Debojyoti Ghosh, Fortune India

April 21, 2021

Billionaire entrepreneur Kumar Mangalam Birla-led retailer Aditya Birla Fashion and Retail Limited (ABFRL) has continued its build-up in the ethnic wear market with its fourth deal since 2019 and second this year. In February, the Mumbai-based fashion retailer picked up a 33.5% stake in fashion designer Tarun Tahiliani’s Goodview Properties—that will own and operate the designer’s eponymous couture label—for ₹67 crore. That was a month after ABFRL acquired a 51% stake in Kolkata-based designer Sabyasachi Mukherjee’s company, Sabyasachi Couture, which sells garments, accessories, and fine jewellery, for ₹398 crore.

ABFRL, which owns fashion brands such as Louis Philippe and Van Heusen, said in a statement that ethnic wear “is a large and growing market with a significant opportunity to build scale” and expects it to be an important category over the next few years.

Experts note the two recent deals come as the luxury industry, including fashion, has been hammered by the pandemic. The year-long shutdown in global travel has slowed over a decade of growth across luxury categories. Indeed, the global fashion industry’s profit is expected to have slumped about 93% in 2020, according to a report by consulting firm McKinsey and The Business of Fashion in December.
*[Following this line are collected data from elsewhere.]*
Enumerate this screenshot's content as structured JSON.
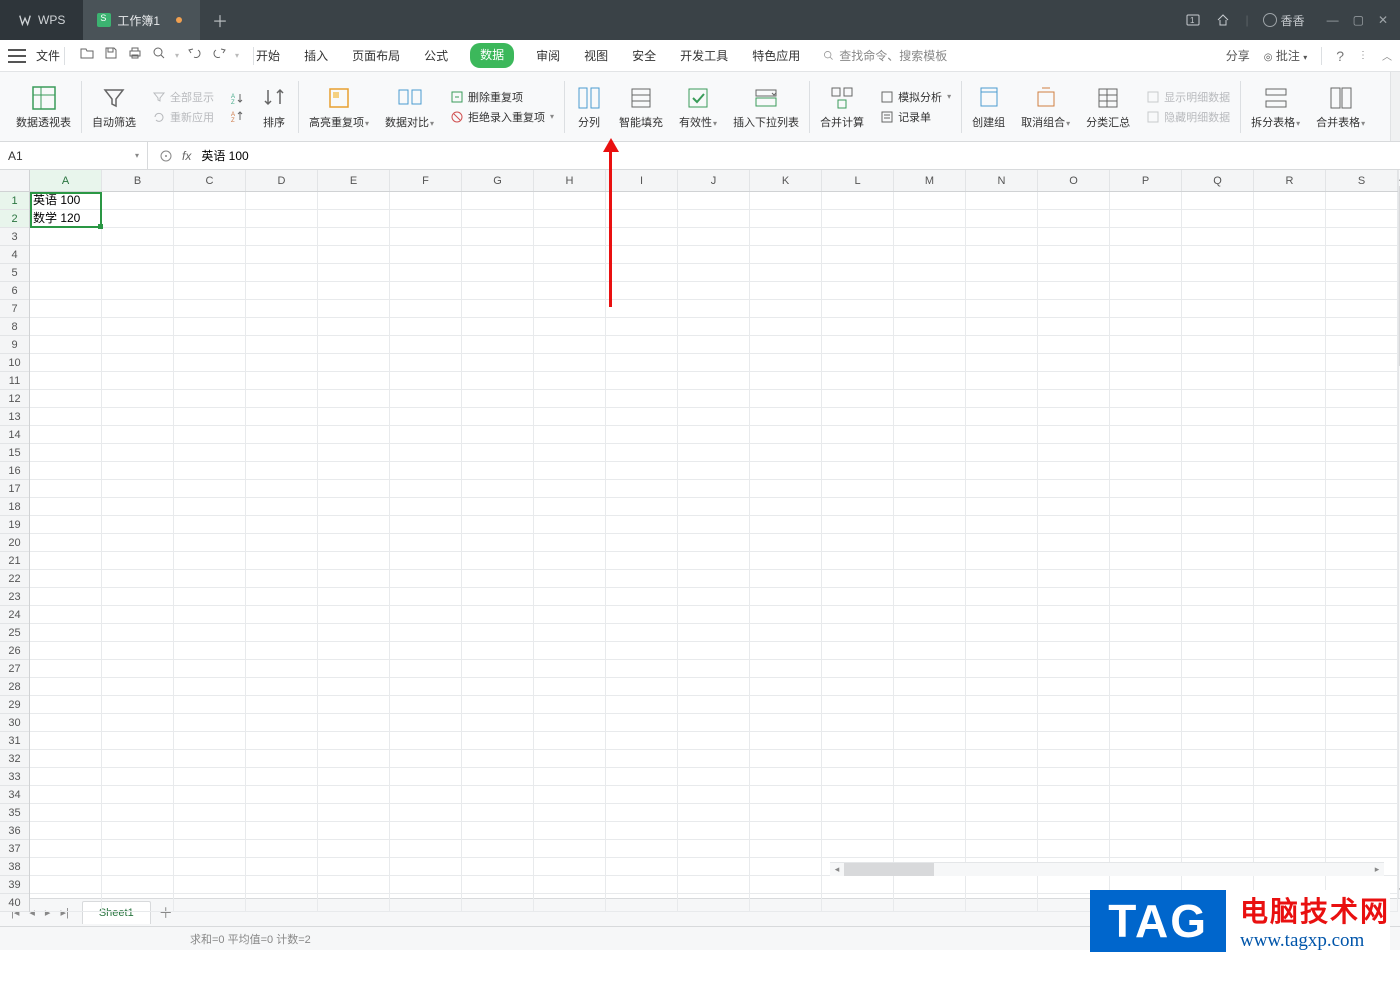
{
  "app": {
    "brand": "WPS",
    "doc_title": "工作簿1",
    "user": "香香"
  },
  "window_controls": {
    "min": "—",
    "max": "▢",
    "close": "✕"
  },
  "quick_access": {
    "file": "文件"
  },
  "menu": {
    "tabs": [
      "开始",
      "插入",
      "页面布局",
      "公式",
      "数据",
      "审阅",
      "视图",
      "安全",
      "开发工具",
      "特色应用"
    ],
    "active_index": 4,
    "search_placeholder": "查找命令、搜索模板",
    "share": "分享",
    "annotate": "批注"
  },
  "ribbon": {
    "pivot": "数据透视表",
    "autofilter": "自动筛选",
    "show_all": "全部显示",
    "reapply": "重新应用",
    "sort": "排序",
    "highlight_dup": "高亮重复项",
    "compare": "数据对比",
    "remove_dup": "删除重复项",
    "reject_dup": "拒绝录入重复项",
    "text_to_col": "分列",
    "smart_fill": "智能填充",
    "validation": "有效性",
    "dropdown_list": "插入下拉列表",
    "consolidate": "合并计算",
    "what_if": "模拟分析",
    "record_form": "记录单",
    "group": "创建组",
    "ungroup": "取消组合",
    "subtotal": "分类汇总",
    "show_detail": "显示明细数据",
    "hide_detail": "隐藏明细数据",
    "split_tables": "拆分表格",
    "merge_tables": "合并表格"
  },
  "namebox": {
    "ref": "A1",
    "formula": "英语 100"
  },
  "columns": [
    "A",
    "B",
    "C",
    "D",
    "E",
    "F",
    "G",
    "H",
    "I",
    "J",
    "K",
    "L",
    "M",
    "N",
    "O",
    "P",
    "Q",
    "R",
    "S"
  ],
  "rows_visible": 40,
  "cells": {
    "A1": "英语 100",
    "A2": "数学 120"
  },
  "sheet_tab": {
    "name": "Sheet1"
  },
  "status": {
    "text": "求和=0  平均值=0  计数=2"
  },
  "watermark": {
    "tag": "TAG",
    "cn": "电脑技术网",
    "url": "www.tagxp.com"
  }
}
“[Luxury] business has been hit hard during the pandemic, like all fashion and retail businesses. And a significant injection of money is needed to maintain the business momentum, and to scale it further,” says Devangshu Dutta, chief executive of retail consultancy Third Eyesight.
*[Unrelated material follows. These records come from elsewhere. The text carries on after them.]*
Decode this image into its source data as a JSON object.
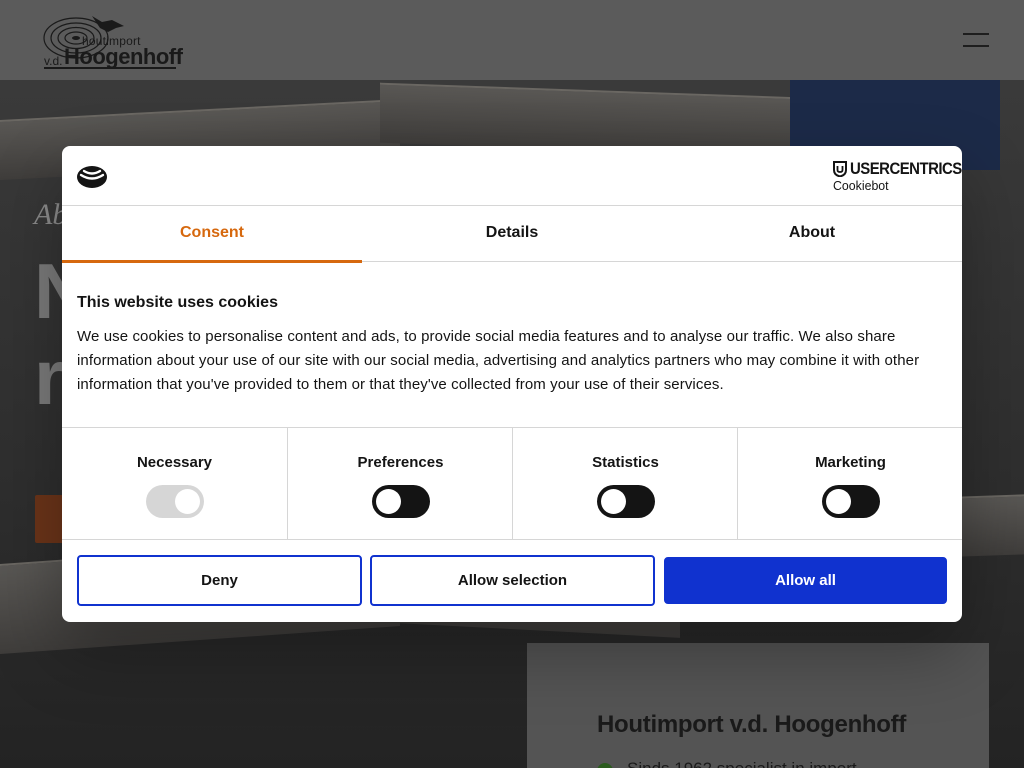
{
  "site": {
    "logo": {
      "small_text": "houtimport",
      "prefix": "v.d.",
      "name": "Hoogenhoff"
    },
    "hero": {
      "eyebrow": "Ab",
      "title_line1": "N",
      "title_line2": "r"
    },
    "info_card": {
      "title": "Houtimport v.d. Hoogenhoff",
      "bullet_text": "Sinds 1962 specialist in import"
    }
  },
  "cookie_dialog": {
    "brand": {
      "provider_name": "USERCENTRICS",
      "product_name": "Cookiebot"
    },
    "tabs": [
      {
        "label": "Consent",
        "active": true
      },
      {
        "label": "Details",
        "active": false
      },
      {
        "label": "About",
        "active": false
      }
    ],
    "heading": "This website uses cookies",
    "body_text": "We use cookies to personalise content and ads, to provide social media features and to analyse our traffic. We also share information about your use of our site with our social media, advertising and analytics partners who may combine it with other information that you've provided to them or that they've collected from your use of their services.",
    "toggles": [
      {
        "label": "Necessary",
        "checked": true,
        "disabled": true
      },
      {
        "label": "Preferences",
        "checked": false,
        "disabled": false
      },
      {
        "label": "Statistics",
        "checked": false,
        "disabled": false
      },
      {
        "label": "Marketing",
        "checked": false,
        "disabled": false
      }
    ],
    "buttons": {
      "deny": "Deny",
      "allow_selection": "Allow selection",
      "allow_all": "Allow all"
    }
  },
  "colors": {
    "accent_orange": "#d6680e",
    "button_blue": "#1032cf",
    "switch_dark": "#141414"
  },
  "icons": {
    "header_brand": "cookiebot-logo-icon",
    "usercentrics": "shield-icon",
    "menu": "hamburger-menu-icon"
  }
}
In March, Italy’s billionaire Agnelli family—best known as the founders of automaker Fiat—acquired a 24% stake in French luxury shoemaker Christian Louboutin for $642 million. Three months before that it paid $95 million for a controlling stake in Shang Xia Paris, a Chinese luxury goods business founded by French luxury brand Hermès and Chinese designer Jiang Qiong Er.

Many fashion firms have used the Covid-19-induced slowdown to reshape business models, streamline operations, and sharpen their customer propositions, said the report by McKinsey and The Business of Fashion.
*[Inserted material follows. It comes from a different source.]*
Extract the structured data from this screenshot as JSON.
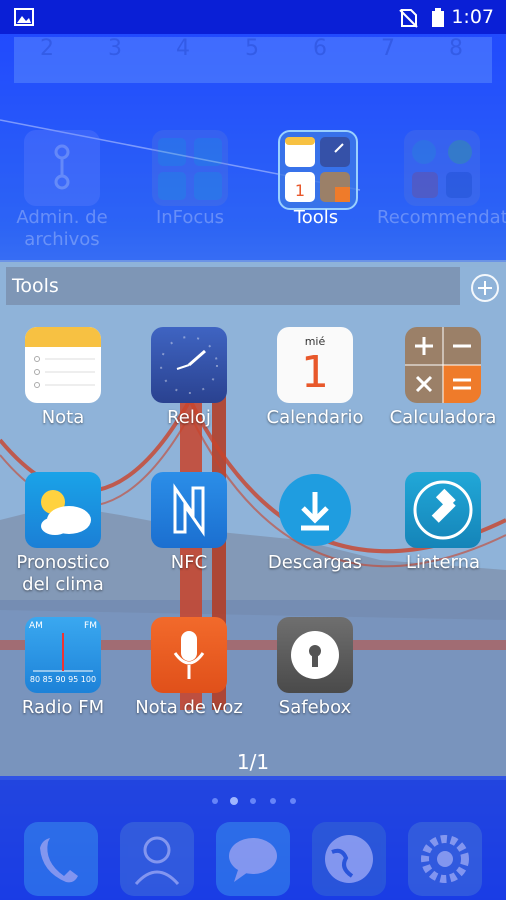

And that is exactly what Tahiliani plans to do with his new corporate partner. The duo will create a new entity—80% held by ABFRL and 20% by Tahiliani—to launch a new brand of apparel and accessories in the affordable premium ethnic wear segment, while it also plans to launch a men’s ethnic wear brand.

“Discussions with ABFRL have been in the works for nearly two years. I couldn’t be happier about entering into this partnership. They understand scale and numbers like no one else in the market today. Each of their home-grown brands is a resounding success,” Tahiliani, founder and CEO of Tarun Tahiliani Brand, tells Fortune India. “This collaboration permits me the financial freedom to focus on designing,” he adds.

ABFRL aims to build the new ethnic wear brand into a ₹500-crore business in the next five years, with more than 250 stores across India. The first tranche of stores is expected to open by September. “This new entity with ABFRL currently concentrates only on menswear. In our collective opinion, at present, there is only one branded national player in the Indian ethnic [wear] for men space. In order to scale this up, we need to be in three or four categories of clothing. This will give depth, both in terms of style and sizing to the men who come into the store,” says Tahiliani.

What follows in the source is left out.